Third group (S3): This group contains type (c), and the used strategies are GA, DE/current_to_rand_1 and DE/current-to-opbest/1. For type (c), which can be considered as the combination of type (a) and type (e). Some solutions could be used to improve the performance directly, and the remaining partial solutions need some new search directions. Thus, for S3, GA, DE/current_to_rand_1 and DE/current-to-opbest/1 are more suitable.
第三组( S3 ):这一组包含类型(c),使用的策略有 GA、DE/current_to_rand_1 和 DE/current-to op best/1。 对于类型(c),可以认为是类型(a)和类型(e)的组合。有些方案可以直接用来提高性能,剩下的部分方案则需要一些新的搜索方向。因此,对于 S3 ,GA、DE/current_to_rand_1 和 DE/current-to- op best/1 更为合适。
Fourth group (S4): This group contains type (e), and the used strategies are DE/current_to_rand_1 and GA. For type (e), the location and distribution of the potential UPS and CPS are close to each other. The unconstrained subpopulation can be directly used to improve the diversity and distribution of the corresponding constrained subpopulation. DE randomly selects individuals from unconstrained population, which can improve the diversity. GA has a stronger convergence ability. GA has a stronger convergence ability. Thus, DE/current_to_rand_1 and GA are adopted to guide the evolution of unconstrained subpopulation to find more feasible solutions.
第四组 ( S4 ):该组包含类型(e),使用的策略是 DE/current_too_rand_1 和 GA。对于类型(e),潜在 UPS 和 CPS 的位置和分布相互接近。无约束子群可直接用于改善相应约束子群的多样性和分布。DE 从无约束子群中随机选择个体,可以提高多样性。GA 具有更强的收敛能力。GA 具有更强的收敛能力。因此,采用 DE/current_to_rand_1 和 GA 来引导无约束子群的演化,以找到更多的可行解。

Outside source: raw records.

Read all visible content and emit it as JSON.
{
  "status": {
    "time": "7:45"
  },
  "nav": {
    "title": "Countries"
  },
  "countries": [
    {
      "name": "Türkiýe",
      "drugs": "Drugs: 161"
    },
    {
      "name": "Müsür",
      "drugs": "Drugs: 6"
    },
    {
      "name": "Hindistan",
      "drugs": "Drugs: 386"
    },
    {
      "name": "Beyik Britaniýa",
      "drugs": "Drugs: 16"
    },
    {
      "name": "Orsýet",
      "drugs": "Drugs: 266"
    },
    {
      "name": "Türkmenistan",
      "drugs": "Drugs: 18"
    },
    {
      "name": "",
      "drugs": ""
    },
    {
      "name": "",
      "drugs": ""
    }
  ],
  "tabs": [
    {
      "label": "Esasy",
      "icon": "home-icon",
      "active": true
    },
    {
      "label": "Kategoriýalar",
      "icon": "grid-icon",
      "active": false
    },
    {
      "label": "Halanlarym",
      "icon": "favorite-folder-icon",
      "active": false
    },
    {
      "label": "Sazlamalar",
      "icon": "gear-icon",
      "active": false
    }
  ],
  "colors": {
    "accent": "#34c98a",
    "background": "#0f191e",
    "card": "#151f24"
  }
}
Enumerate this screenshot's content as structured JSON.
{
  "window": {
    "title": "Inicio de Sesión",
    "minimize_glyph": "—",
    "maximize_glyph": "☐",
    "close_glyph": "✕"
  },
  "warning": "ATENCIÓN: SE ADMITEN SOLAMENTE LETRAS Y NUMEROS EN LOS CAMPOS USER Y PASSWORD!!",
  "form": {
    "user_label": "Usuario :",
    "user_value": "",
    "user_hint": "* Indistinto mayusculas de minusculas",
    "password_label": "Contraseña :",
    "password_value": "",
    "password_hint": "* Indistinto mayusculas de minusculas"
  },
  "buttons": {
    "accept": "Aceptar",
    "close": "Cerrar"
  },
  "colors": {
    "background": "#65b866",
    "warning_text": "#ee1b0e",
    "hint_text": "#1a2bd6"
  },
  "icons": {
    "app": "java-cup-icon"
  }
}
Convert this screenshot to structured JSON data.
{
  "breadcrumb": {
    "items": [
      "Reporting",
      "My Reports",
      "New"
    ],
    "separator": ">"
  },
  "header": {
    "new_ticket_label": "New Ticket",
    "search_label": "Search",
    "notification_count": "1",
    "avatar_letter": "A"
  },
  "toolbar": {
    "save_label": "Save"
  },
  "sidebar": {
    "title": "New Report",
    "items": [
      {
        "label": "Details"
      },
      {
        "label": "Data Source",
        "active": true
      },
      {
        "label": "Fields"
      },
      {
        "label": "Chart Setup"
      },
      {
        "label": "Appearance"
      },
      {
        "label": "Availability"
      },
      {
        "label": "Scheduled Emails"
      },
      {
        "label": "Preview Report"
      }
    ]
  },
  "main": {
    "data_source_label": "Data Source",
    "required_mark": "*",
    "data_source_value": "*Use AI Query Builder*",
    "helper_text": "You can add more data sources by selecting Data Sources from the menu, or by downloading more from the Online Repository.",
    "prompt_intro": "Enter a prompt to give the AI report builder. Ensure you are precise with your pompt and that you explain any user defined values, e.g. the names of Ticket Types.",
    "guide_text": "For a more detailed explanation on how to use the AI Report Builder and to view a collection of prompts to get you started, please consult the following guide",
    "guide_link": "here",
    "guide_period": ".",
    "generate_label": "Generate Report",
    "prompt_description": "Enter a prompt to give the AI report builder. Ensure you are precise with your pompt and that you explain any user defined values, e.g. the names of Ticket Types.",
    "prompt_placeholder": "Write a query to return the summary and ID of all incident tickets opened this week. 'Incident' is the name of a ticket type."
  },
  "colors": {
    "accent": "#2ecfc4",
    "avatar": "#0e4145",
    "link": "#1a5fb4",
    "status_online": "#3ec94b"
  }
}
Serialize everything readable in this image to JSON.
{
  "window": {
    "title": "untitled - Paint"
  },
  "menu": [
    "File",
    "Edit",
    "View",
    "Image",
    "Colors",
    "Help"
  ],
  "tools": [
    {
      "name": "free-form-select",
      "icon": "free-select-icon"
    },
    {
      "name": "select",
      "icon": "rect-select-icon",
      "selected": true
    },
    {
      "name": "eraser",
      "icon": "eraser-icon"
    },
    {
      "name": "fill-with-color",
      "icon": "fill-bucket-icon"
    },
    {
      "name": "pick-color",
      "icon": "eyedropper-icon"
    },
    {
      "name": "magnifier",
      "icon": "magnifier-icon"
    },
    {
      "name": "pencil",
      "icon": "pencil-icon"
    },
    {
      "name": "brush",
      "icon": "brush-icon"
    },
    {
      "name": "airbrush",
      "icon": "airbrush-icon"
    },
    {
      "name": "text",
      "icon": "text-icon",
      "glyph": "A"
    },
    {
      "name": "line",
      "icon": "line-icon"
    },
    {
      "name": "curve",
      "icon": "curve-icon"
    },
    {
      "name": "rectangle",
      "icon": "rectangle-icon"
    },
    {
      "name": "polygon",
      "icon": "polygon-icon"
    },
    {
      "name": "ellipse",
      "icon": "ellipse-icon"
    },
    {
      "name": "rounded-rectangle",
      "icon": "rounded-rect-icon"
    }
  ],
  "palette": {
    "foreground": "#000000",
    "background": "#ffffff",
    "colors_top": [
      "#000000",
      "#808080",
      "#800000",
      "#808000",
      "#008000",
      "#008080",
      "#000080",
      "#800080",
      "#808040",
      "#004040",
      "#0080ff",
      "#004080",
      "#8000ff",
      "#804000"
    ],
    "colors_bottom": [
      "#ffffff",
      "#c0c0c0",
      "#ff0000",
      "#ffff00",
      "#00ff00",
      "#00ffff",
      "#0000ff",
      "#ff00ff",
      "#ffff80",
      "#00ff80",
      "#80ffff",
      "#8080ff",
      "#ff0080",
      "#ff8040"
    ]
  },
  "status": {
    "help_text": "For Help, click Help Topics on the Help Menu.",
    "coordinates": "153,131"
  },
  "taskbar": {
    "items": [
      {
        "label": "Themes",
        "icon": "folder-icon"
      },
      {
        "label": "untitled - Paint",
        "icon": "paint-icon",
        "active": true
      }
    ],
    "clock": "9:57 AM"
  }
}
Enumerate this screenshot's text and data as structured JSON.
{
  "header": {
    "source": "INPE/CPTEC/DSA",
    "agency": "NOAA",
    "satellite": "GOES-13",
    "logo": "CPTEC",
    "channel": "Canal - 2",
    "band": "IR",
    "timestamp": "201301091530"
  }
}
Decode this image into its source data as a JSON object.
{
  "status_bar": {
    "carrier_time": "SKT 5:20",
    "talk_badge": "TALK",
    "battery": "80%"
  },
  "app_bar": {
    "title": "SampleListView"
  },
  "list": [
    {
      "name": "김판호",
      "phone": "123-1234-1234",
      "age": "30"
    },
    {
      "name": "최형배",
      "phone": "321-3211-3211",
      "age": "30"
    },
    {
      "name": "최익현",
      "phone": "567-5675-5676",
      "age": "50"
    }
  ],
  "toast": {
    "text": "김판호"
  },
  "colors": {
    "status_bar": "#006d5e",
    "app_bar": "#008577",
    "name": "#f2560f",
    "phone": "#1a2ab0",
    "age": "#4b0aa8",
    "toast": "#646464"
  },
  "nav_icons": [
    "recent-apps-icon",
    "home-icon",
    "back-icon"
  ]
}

3.5. Complexity of the SCCMMO framework
3.5.SCCMMO 框架的复杂性

The complexity of SCCMMO is composed of subspace generation, environmental selection and subspace-type perception. Specifically, the complexity of subspace generation is O (NsmN2), where m is the number of decision variables, Ns is the number of subpopulation, and N is the number of individuals. The worst complexity of environmental selection is O (mN2). For the subspace-type perception, the worst complexity is O (mN2). Therefore, for SCCMMO, the total computational complexity is O (NsmN2).
SCCMMO 的复杂度由子空间生成、环境选择和子空间类型感知三部分组成。具体来说,子空间生成的复杂度为 O ( NsmN2 ) ,其中 m 为决策变量数, Ns 为子群体数, N 为个体数。环境选择的最差复杂度为 O ( mN2 ) 。对于子空间型感知,最差复杂度为 O ( mN2 )。因此,对于 SCCMMO,总计算复杂度为 O ( NsmN2 ) 。

4. Experiment setup  4.实验装置

Abundant experiments are conducted in this section to demonstrate the performance of the proposed SCCMMO. Firstly, the benchmark problems, the performance indicators, the compared algorithms and the parameter settings are introduced. Secondly, the experimental results are analyzed. Then, the ablation experiment and parameter sensitivity analysis of SCCMMO are studied. Finally, SCCMMO is validated for the location-selection problem. All experiments in this paper are conducted on PlatEMO [39].
本节将进行大量实验来证明所提出的 SCCMMO 的性能。首先,介绍基准问题、性能指标、比较算法和参数设置。其次,分析实验结果。然后,研究 SCCMMO 的烧蚀实验和参数敏感性分析。最后,针对位置选择问题对 SCCMMO 进行了验证。本文所有实验均在 PlatEMO [39] 上进行。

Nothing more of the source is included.